Purpose-Based Explanations – How Deeply Ingrained Are They?
March 8, 2009
It is well known that children favor teleological (purpose-based) explanations for a variety of phenomena. It may be cute to see a child thinking that rocks were made to break or icebergs exist for polar bears; however, it is assumed that adults should outgrow such explanations. The question is: Do They? How ingrained are these ideas? Do such unscientific beliefs explain the wide prevalence of belief in Creation or Intelligent Design or even religion in general? While we certainly don’t know all the answers, a recent study by Kelemen and Rosset sheds some light on the subject (The Human Function Compunction: Teleological explanation in adults. 2009. Cognition 111:138-143, article kindly supplied by the author).

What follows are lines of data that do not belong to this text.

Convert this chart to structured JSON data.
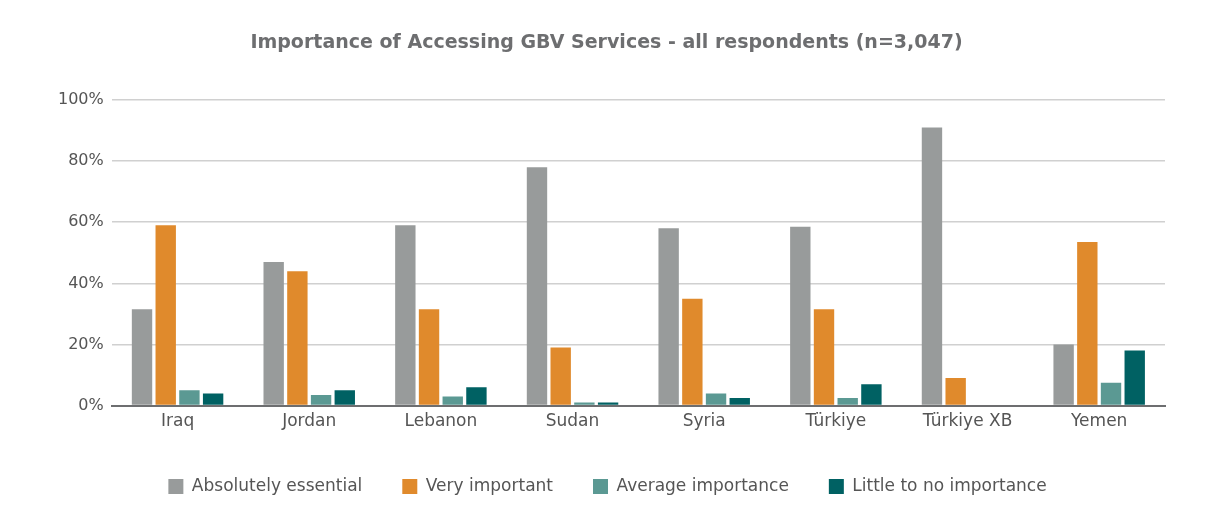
{
  "chart_data": {
    "type": "bar",
    "title": "Importance of Accessing GBV Services - all respondents (n=3,047)",
    "categories": [
      "Iraq",
      "Jordan",
      "Lebanon",
      "Sudan",
      "Syria",
      "Türkiye",
      "Türkiye XB",
      "Yemen"
    ],
    "series": [
      {
        "name": "Absolutely essential",
        "color": "#989b9b",
        "values": [
          31.5,
          47,
          59,
          78,
          58,
          58.5,
          91,
          20
        ]
      },
      {
        "name": "Very important",
        "color": "#e08a2c",
        "values": [
          59,
          44,
          31.5,
          19,
          35,
          31.5,
          9,
          53.5
        ]
      },
      {
        "name": "Average importance",
        "color": "#5b9993",
        "values": [
          5,
          3.5,
          3,
          1,
          4,
          2.5,
          0,
          7.5
        ]
      },
      {
        "name": "Little to no importance",
        "color": "#006163",
        "values": [
          4,
          5,
          6,
          1,
          2.5,
          7,
          0,
          18
        ]
      }
    ],
    "ylim": [
      0,
      100
    ],
    "yticks": [
      {
        "value": 0,
        "label": "0%"
      },
      {
        "value": 20,
        "label": "20%"
      },
      {
        "value": 40,
        "label": "40%"
      },
      {
        "value": 60,
        "label": "60%"
      },
      {
        "value": 80,
        "label": "80%"
      },
      {
        "value": 100,
        "label": "100%"
      }
    ],
    "grid": "y",
    "legend": "bottom"
  }
}
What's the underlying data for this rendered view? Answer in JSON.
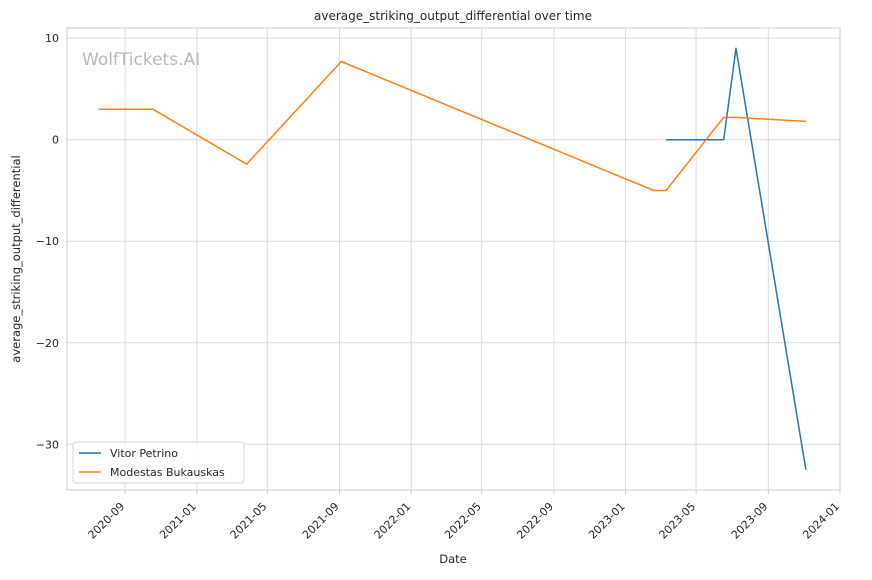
{
  "watermark": "WolfTickets.AI",
  "chart_data": {
    "type": "line",
    "title": "average_striking_output_differential over time",
    "xlabel": "Date",
    "ylabel": "average_striking_output_differential",
    "x_type": "date",
    "xlim": [
      "2020-05-25",
      "2024-01-01"
    ],
    "ylim": [
      -34.5,
      11
    ],
    "x_ticks": [
      "2020-09",
      "2021-01",
      "2021-05",
      "2021-09",
      "2022-01",
      "2022-05",
      "2022-09",
      "2023-01",
      "2023-05",
      "2023-09",
      "2024-01"
    ],
    "y_ticks": [
      10,
      0,
      -10,
      -20,
      -30
    ],
    "y_tick_labels": [
      "10",
      "0",
      "−10",
      "−20",
      "−30"
    ],
    "grid": true,
    "legend_position": "lower-left",
    "colors": {
      "Vitor Petrino": "#1f77b4",
      "Modestas Bukauskas": "#ff7f0e"
    },
    "series": [
      {
        "name": "Vitor Petrino",
        "color": "#1f77b4",
        "points": [
          {
            "x": "2023-03-11",
            "y": 0
          },
          {
            "x": "2023-06-17",
            "y": 0
          },
          {
            "x": "2023-07-08",
            "y": 9
          },
          {
            "x": "2023-11-04",
            "y": -32.5
          }
        ]
      },
      {
        "name": "Modestas Bukauskas",
        "color": "#ff7f0e",
        "points": [
          {
            "x": "2020-07-18",
            "y": 3
          },
          {
            "x": "2020-10-04",
            "y": 3
          },
          {
            "x": "2020-10-18",
            "y": 3
          },
          {
            "x": "2021-03-27",
            "y": -2.4
          },
          {
            "x": "2021-09-04",
            "y": 7.7
          },
          {
            "x": "2023-02-18",
            "y": -5
          },
          {
            "x": "2023-03-11",
            "y": -5
          },
          {
            "x": "2023-06-17",
            "y": 2.2
          },
          {
            "x": "2023-07-08",
            "y": 2.2
          },
          {
            "x": "2023-11-04",
            "y": 1.8
          }
        ]
      }
    ]
  }
}
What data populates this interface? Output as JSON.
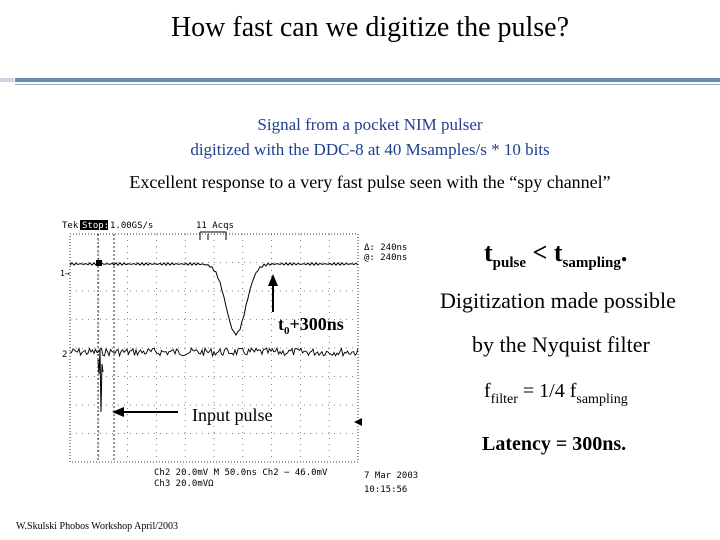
{
  "title": "How fast can we digitize the pulse?",
  "caption_line1": "Signal from a pocket NIM pulser",
  "caption_line2": "digitized with the DDC-8 at 40 Msamples/s * 10 bits",
  "subtitle": "Excellent response to a very fast pulse seen with the “spy channel”",
  "scope": {
    "brand": "Tek",
    "mode": "Stop:",
    "rate": "1.00GS/s",
    "acqs": "11 Acqs",
    "cursor_a": "Δ: 240ns",
    "cursor_b": "@: 240ns",
    "ch1_marker": "1→",
    "ch2_marker": "2",
    "annotation_t0": "t",
    "annotation_t0_sub": "0",
    "annotation_t0_rest": "+300ns",
    "annotation_input": "Input pulse",
    "status_line1": "Ch2  20.0mV   M 50.0ns  Ch2  − 46.0mV",
    "status_line2": "Ch3  20.0mVΩ",
    "date": "7 Mar 2003",
    "time": "10:15:56"
  },
  "relation": {
    "t": "t",
    "pulse_sub": "pulse",
    "op": " < ",
    "t2": "t",
    "sampling_sub": "sampling",
    "end": "."
  },
  "digitization_text": "Digitization made possible",
  "nyquist_text": "by the Nyquist filter",
  "filter_eq": {
    "f": "f",
    "filter_sub": "filter",
    "mid": " = 1/4 f",
    "sampling_sub": "sampling"
  },
  "latency": "Latency = 300ns.",
  "footer": "W.Skulski  Phobos Workshop April/2003"
}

The authors conducted 2 studies. The first divided 121 students into 3 groups (fast speed, moderate speed, unspeeded) and asked them to read a question and then determine whether the explanation was good (correct) or bad (incorrect). Some of these questions were:
Earthworms tunnel underground to aerate the soil
Mites live on skin to consume dead skin cells
Mosses form around rocks to stop soil erosion
Finches diversified in order to survive
Germs mutate to become drug resistant
Parasites multiply to infect the host
The sun makes light so that plants can photosynthesize
Water condenses to moisten the air
Molecules fuse in order to create matter
etc.
As you can see these questions attribute purpose-based (teleological) explanations for natural phenomena. For example, while earthworms evolved to live in the soil and they do provide aeration to the soil, that is not why they tunnel. And while plants do use the sun to photosynthesize, that is not why the sun makes light.

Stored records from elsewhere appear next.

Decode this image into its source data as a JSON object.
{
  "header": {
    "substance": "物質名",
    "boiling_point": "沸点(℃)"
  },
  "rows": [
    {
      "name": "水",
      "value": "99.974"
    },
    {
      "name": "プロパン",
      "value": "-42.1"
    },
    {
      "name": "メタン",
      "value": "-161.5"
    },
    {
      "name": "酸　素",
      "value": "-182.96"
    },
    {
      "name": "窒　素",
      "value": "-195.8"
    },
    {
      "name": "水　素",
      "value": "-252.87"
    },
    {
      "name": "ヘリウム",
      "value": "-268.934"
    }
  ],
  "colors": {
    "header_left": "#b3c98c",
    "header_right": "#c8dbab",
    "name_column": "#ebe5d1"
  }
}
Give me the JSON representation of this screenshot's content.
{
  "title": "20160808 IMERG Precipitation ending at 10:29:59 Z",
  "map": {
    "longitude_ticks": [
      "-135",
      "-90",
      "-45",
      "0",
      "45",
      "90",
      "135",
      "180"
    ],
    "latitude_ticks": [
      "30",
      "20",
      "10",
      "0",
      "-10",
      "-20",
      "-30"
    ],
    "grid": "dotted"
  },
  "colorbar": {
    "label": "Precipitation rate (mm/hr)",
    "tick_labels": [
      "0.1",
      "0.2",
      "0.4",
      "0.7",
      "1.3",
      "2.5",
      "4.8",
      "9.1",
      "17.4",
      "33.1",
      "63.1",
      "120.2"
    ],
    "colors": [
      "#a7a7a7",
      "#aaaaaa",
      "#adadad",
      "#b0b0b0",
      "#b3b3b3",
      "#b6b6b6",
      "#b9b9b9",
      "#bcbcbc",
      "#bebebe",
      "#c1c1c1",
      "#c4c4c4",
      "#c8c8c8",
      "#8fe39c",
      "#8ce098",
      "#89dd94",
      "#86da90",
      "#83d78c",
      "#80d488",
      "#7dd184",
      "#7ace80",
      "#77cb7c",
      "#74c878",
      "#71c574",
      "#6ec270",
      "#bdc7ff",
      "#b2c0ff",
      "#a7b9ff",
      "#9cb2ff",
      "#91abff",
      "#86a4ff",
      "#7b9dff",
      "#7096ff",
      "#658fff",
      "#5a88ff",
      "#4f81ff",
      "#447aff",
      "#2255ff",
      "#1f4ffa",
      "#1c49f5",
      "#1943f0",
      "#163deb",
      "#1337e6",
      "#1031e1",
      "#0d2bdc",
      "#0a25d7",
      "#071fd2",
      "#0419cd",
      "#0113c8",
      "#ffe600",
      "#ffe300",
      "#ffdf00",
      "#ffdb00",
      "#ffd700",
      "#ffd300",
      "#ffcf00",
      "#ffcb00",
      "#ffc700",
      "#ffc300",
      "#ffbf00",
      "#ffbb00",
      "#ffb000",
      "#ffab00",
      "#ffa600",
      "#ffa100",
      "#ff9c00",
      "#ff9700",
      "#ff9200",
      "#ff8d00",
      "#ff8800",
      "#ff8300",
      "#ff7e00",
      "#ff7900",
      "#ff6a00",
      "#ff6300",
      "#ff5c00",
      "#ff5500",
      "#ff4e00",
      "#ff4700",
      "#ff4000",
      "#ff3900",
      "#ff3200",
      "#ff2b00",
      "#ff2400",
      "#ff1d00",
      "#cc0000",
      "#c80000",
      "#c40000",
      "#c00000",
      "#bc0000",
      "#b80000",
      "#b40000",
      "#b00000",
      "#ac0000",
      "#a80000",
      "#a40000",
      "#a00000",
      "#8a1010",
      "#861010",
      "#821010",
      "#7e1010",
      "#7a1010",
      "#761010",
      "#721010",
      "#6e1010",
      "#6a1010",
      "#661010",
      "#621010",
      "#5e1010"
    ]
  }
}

The results for the first study were very interesting. In the authors own words: “When processing is limited by speeded conditions, adults are more likely to endorse scientifically unwarranted teleological explanations of natural phenomena”. In other words, adults, like children, sought purposeful explanations in natural events.

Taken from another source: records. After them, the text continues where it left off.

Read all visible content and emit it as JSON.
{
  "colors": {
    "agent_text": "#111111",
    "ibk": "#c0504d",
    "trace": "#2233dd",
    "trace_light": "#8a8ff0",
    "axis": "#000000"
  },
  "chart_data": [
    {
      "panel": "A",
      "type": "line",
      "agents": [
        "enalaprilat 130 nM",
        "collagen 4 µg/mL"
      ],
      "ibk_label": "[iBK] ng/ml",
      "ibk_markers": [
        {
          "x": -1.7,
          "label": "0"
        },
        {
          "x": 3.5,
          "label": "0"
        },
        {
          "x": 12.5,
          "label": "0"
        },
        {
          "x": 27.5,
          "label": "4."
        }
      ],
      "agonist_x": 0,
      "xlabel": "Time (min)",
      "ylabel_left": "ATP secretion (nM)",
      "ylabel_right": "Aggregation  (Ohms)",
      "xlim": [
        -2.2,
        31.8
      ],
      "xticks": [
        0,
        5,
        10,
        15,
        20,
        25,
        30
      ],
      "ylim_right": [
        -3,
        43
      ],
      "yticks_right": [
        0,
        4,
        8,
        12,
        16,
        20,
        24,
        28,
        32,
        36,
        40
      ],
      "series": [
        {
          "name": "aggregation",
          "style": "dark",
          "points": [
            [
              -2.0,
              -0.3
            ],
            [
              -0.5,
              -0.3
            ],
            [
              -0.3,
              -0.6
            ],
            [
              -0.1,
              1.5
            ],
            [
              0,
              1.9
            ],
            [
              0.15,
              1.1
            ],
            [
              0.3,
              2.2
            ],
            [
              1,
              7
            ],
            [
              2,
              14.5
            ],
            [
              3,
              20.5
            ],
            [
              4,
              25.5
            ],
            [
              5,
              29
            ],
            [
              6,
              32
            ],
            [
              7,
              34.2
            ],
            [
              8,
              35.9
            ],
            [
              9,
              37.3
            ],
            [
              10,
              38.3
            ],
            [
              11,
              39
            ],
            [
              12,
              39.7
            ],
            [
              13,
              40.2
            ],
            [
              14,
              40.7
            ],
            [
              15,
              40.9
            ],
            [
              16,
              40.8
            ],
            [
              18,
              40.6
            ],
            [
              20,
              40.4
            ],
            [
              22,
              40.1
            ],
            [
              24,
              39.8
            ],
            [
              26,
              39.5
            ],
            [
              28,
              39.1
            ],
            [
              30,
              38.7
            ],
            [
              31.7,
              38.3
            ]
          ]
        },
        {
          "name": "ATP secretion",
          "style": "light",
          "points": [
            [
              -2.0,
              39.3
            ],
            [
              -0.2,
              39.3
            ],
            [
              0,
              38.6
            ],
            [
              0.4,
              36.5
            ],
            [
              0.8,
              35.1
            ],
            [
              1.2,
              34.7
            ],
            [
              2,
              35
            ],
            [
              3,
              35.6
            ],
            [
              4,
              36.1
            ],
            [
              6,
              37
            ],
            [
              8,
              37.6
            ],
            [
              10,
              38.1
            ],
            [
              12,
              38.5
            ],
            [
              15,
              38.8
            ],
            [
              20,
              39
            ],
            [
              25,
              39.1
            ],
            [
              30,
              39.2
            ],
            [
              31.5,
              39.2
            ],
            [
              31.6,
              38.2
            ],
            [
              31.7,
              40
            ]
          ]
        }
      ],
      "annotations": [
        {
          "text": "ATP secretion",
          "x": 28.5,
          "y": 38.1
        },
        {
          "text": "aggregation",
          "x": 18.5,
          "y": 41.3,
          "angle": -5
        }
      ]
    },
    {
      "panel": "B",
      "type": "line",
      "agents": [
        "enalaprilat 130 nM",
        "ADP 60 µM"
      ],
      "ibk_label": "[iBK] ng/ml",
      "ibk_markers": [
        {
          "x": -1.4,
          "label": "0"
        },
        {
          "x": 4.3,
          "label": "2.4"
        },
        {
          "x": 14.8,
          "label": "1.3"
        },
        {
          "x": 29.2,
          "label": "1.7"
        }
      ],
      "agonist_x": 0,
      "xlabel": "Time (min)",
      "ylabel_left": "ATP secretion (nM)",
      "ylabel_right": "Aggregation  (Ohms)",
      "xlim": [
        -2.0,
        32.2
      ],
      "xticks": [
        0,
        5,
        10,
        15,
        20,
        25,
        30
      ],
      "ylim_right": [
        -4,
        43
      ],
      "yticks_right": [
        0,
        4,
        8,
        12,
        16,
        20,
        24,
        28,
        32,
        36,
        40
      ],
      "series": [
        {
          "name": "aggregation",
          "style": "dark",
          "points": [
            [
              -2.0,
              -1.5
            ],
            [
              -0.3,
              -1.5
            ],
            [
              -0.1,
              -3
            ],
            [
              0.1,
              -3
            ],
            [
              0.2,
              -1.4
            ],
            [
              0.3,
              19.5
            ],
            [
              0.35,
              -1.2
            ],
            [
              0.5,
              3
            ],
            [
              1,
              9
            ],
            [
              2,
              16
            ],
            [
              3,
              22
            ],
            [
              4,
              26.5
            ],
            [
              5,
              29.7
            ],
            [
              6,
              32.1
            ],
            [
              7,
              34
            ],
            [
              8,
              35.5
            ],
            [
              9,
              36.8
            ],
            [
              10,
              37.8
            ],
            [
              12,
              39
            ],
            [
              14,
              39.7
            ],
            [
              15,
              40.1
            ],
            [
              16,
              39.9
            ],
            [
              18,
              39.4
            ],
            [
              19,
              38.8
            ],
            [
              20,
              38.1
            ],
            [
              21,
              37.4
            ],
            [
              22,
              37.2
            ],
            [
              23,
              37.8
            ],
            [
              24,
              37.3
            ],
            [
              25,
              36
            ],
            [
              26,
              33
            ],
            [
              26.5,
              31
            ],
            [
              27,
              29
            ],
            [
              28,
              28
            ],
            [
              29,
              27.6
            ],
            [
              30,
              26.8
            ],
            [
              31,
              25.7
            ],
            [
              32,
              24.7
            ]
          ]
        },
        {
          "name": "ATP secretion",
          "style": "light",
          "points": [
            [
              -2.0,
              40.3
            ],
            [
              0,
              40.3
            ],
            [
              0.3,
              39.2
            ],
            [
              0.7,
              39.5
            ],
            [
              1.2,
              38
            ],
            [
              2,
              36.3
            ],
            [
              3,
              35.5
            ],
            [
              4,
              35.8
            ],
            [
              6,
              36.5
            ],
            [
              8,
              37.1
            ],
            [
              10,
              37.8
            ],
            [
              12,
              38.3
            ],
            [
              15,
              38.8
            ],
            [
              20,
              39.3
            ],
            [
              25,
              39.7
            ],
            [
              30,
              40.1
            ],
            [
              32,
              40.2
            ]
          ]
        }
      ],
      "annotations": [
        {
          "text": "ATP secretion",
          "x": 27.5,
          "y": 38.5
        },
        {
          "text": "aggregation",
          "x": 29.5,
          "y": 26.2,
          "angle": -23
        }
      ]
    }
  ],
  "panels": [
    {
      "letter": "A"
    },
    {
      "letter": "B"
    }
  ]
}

In order to determine whether such explanations were influenced by scientific training or religious beliefs a second study was done with 109 students who were tested on scientific knowledge and asked questions about their religious beliefs. These results showed that “even after completing multiple college level science courses, adults possess scientifically unwarranted teleological explanations of natural phenomena” and this did not correlate with belief in God. In other words, adults have a strong tendency to see purpose where there is no purpose. While this study did not find a correlation with belief in God, one can’t help but wonder if it isn’t a person’s current belief system that causes teleological explanations, but rather the beliefs taught while in childhood? I belief that such a follow-up study would prove interesting.
Of course the Christian might make the case that Paul made: “For since the creation of the world His invisible attributes, His eternal power and divine nature, have been clearly seen, being understood through what has been made, so that they are without excuse” (Rom 1: 19-21, NASB). These innate beliefs are there because God placed them there. The more likely explanation is that Paul believed this because we are purpose-seeking animals. It is how we evolved. We want to know why and since we are purpose-driven animals, we make the mistake of attributing purpose to natural events that have no directing purpose.
What is becoming evident is that this tendency runs deep and is not easily replaced. This has implications for scientific education and even for “winning” the battle against non-scientific ideas such as Intelligent Design.